Mais la coalition contre la faim définit aussi une stratégie à plus long terme. Selon elle, il faut profondément transformer les systèmes alimentaires.

Une agriculture familiale et durable est capable de nourrir la population mondiale et permettra aux générations futures d’également se nourrir, contrairement au modèle promu par l’agro-industrie qui épuise les sols, la biodiversité et le climat.

Yemen

Toujours selon l’ONU et à titre d’exemple, la faim guette cinq fois plus de personnes au Yémen cette année en raison de la guerre qui se poursuit dans le pays, mais aussi de la crise ukrainienne.

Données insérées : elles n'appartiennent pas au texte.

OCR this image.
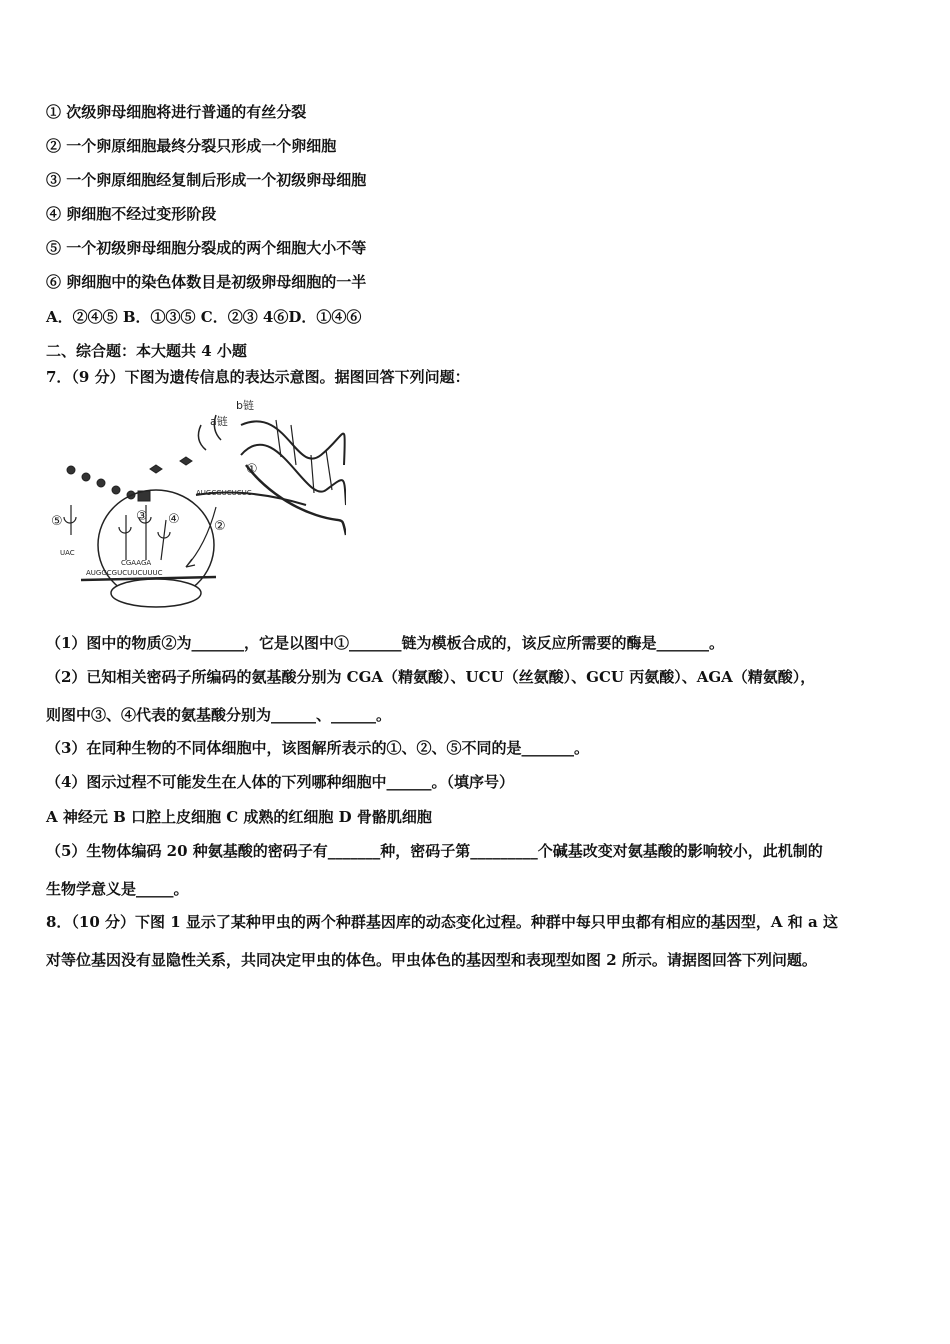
① 次级卵母细胞将进行普通的有丝分裂
② 一个卵原细胞最终分裂只形成一个卵细胞
③ 一个卵原细胞经复制后形成一个初级卵母细胞
④ 卵细胞不经过变形阶段
⑤ 一个初级卵母细胞分裂成的两个细胞大小不等
⑥ 卵细胞中的染色体数目是初级卵母细胞的一半
A．②④⑤ B．①③⑤ C．②③ 4⑥D．①④⑥
二、综合题：本大题共 4 小题
7．（9 分）下图为遗传信息的表达示意图。据图回答下列问题：
b链
a链
①
AUGCGUCUCUC
②
AUGGCGUCUUCUUUC
③ ④
⑤
CGAAGA
UAC
（1）图中的物质②为_______，它是以图中①_______链为模板合成的，该反应所需要的酶是_______。
（2）已知相关密码子所编码的氨基酸分别为 CGA（精氨酸）、UCU（丝氨酸）、GCU 丙氨酸）、AGA（精氨酸），
则图中③、④代表的氨基酸分别为______、______。
（3）在同种生物的不同体细胞中，该图解所表示的①、②、⑤不同的是_______。
（4）图示过程不可能发生在人体的下列哪种细胞中______。（填序号）
A 神经元 B 口腔上皮细胞 C 成熟的红细胞 D 骨骼肌细胞
（5）生物体编码 20 种氨基酸的密码子有_______种，密码子第_________个碱基改变对氨基酸的影响较小，此机制的
生物学意义是_____。
8．（10 分）下图 1 显示了某种甲虫的两个种群基因库的动态变化过程。种群中每只甲虫都有相应的基因型，A 和 a 这
对等位基因没有显隐性关系，共同决定甲虫的体色。甲虫体色的基因型和表现型如图 2 所示。请据图回答下列问题。
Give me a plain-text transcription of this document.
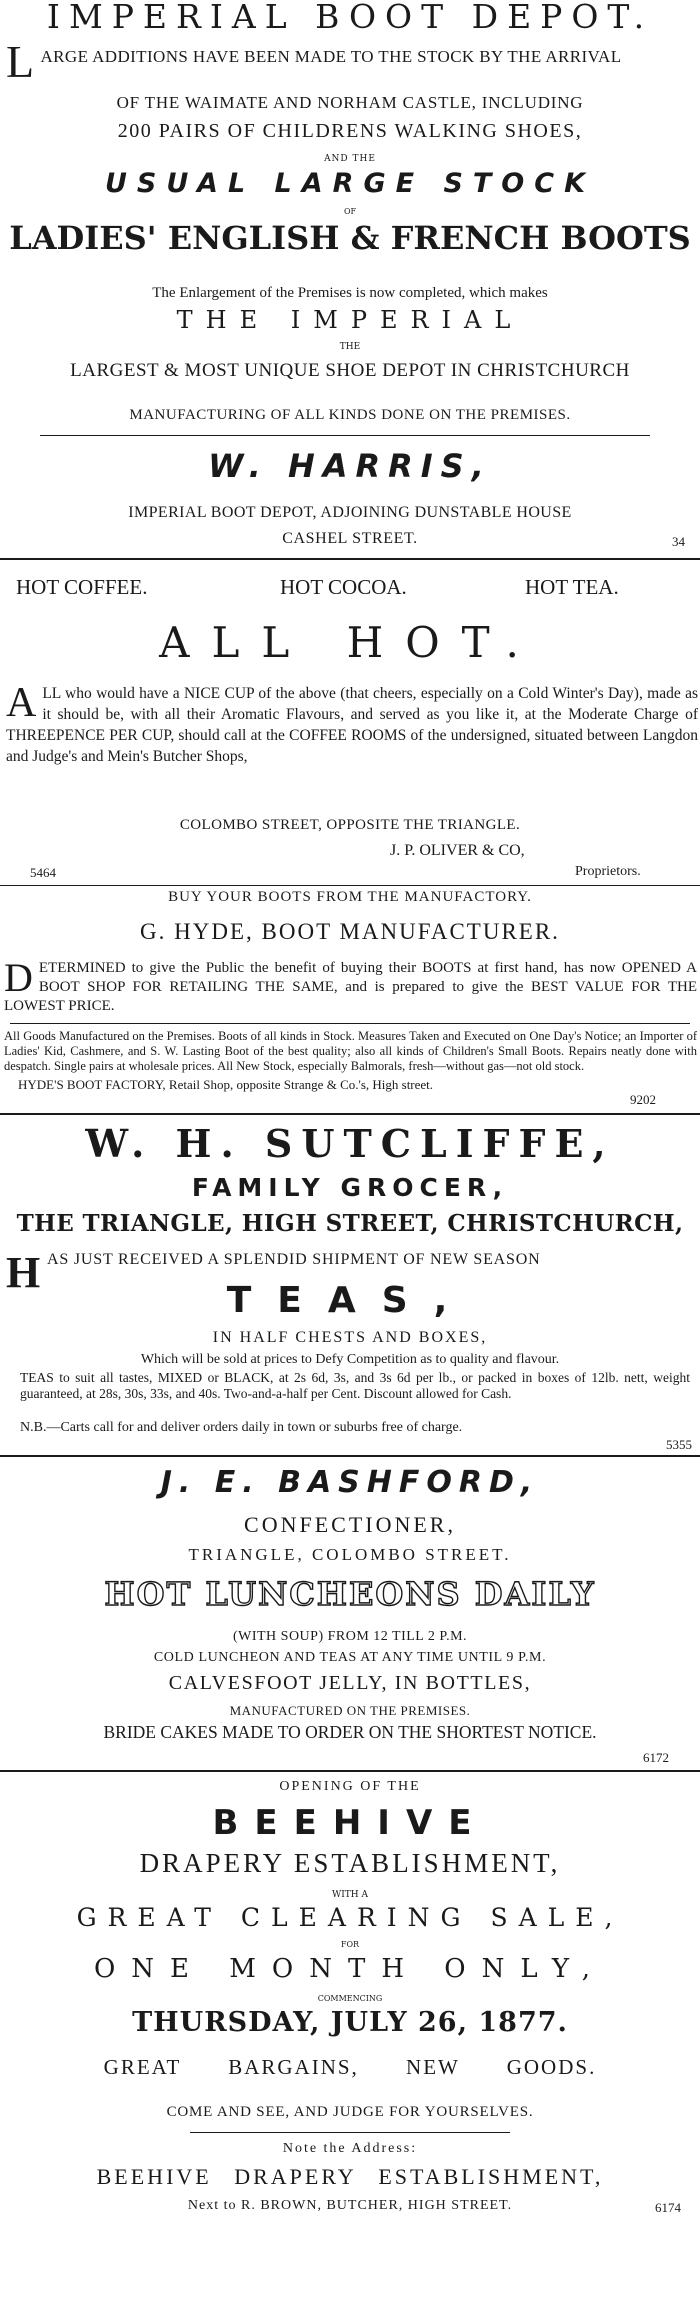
IMPERIAL BOOT DEPOT.
L ARGE ADDITIONS HAVE BEEN MADE TO THE STOCK BY THE ARRIVAL
OF THE WAIMATE AND NORHAM CASTLE, INCLUDING
200 PAIRS OF CHILDRENS WALKING SHOES,
AND THE
USUAL LARGE STOCK
OF
LADIES' ENGLISH & FRENCH BOOTS
The Enlargement of the Premises is now completed, which makes
THE IMPERIAL
THE
LARGEST & MOST UNIQUE SHOE DEPOT IN CHRISTCHURCH
MANUFACTURING OF ALL KINDS DONE ON THE PREMISES.
W. HARRIS,
IMPERIAL BOOT DEPOT, ADJOINING DUNSTABLE HOUSE
CASHEL STREET.	34
HOT COFFEE.	HOT COCOA.	HOT TEA.
ALL HOT.
ALL who would have a NICE CUP of the above (that cheers, especially on a Cold Winter's Day), made as it should be, with all their Aromatic Flavours, and served as you like it, at the Moderate Charge of THREEPENCE PER CUP, should call at the COFFEE ROOMS of the undersigned, situated between Langdon and Judge's and Mein's Butcher Shops,
COLOMBO STREET, OPPOSITE THE TRIANGLE.
J. P. OLIVER & CO,
5464	Proprietors.
BUY YOUR BOOTS FROM THE MANUFACTORY.
G. HYDE, BOOT MANUFACTURER.
DETERMINED to give the Public the benefit of buying their BOOTS at first hand, has now OPENED A BOOT SHOP FOR RETAILING THE SAME, and is prepared to give the BEST VALUE FOR THE LOWEST PRICE.
All Goods Manufactured on the Premises. Boots of all kinds in Stock. Measures Taken and Executed on One Day's Notice; an Importer of Ladies' Kid, Cashmere, and S. W. Lasting Boot of the best quality; also all kinds of Children's Small Boots. Repairs neatly done with despatch. Single pairs at wholesale prices. All New Stock, especially Balmorals, fresh—without gas—not old stock.
HYDE'S BOOT FACTORY, Retail Shop, opposite Strange & Co.'s, High street.
9202
W. H. SUTCLIFFE,
FAMILY GROCER,
THE TRIANGLE, HIGH STREET, CHRISTCHURCH,
H AS JUST RECEIVED A SPLENDID SHIPMENT OF NEW SEASON
TEAS,
IN HALF CHESTS AND BOXES,
Which will be sold at prices to Defy Competition as to quality and flavour.
TEAS to suit all tastes, MIXED or BLACK, at 2s 6d, 3s, and 3s 6d per lb., or packed in boxes of 12lb. nett, weight guaranteed, at 28s, 30s, 33s, and 40s. Two-and-a-half per Cent. Discount allowed for Cash.
N.B.—Carts call for and deliver orders daily in town or suburbs free of charge.
5355
J. E. BASHFORD,
CONFECTIONER,
TRIANGLE, COLOMBO STREET.
HOT LUNCHEONS DAILY
(WITH SOUP) FROM 12 TILL 2 P.M.
COLD LUNCHEON AND TEAS AT ANY TIME UNTIL 9 P.M.
CALVESFOOT JELLY, IN BOTTLES,
MANUFACTURED ON THE PREMISES.
BRIDE CAKES MADE TO ORDER ON THE SHORTEST NOTICE.
6172
OPENING OF THE
BEEHIVE
DRAPERY ESTABLISHMENT,
WITH A
GREAT CLEARING SALE,
FOR
ONE MONTH ONLY,
COMMENCING
THURSDAY, JULY 26, 1877.
GREAT BARGAINS, NEW GOODS.
COME AND SEE, AND JUDGE FOR YOURSELVES.
Note the Address:
BEEHIVE DRAPERY ESTABLISHMENT,
Next to R. BROWN, BUTCHER, HIGH STREET.	6174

"Le nombre de personnes connaissant des niveaux catastrophiques de faim […] devrait être multiplié par cinq, passant de 31.000 personnes actuellement à 161.000 personnes au cours du second semestre 2022". C’est le constat conjoint de l’Organisation des Nations unies pour l’alimentation et l’agriculture (FAO), le fonds pour l’enfance UNICEF et le Programme alimentaire mondial (PAM).

L’ONU utilise un classement appelé "classification intégrée des phases de la sécurité alimentaire" (IPC), qui classe les niveaux de faim de 1 à 5. Le niveau 5 est classé comme "catastrophique" et, lorsqu’il s’applique à 20% de la population, il s’apparente à une "famine".

Selon l’IPC, le nombre de personnes confrontées à des niveaux élevés d’insécurité alimentaire aiguë au Yémen risque de passer de 17,4 millions à 19 millions cette année, sur une population de 29 millions d’habitants.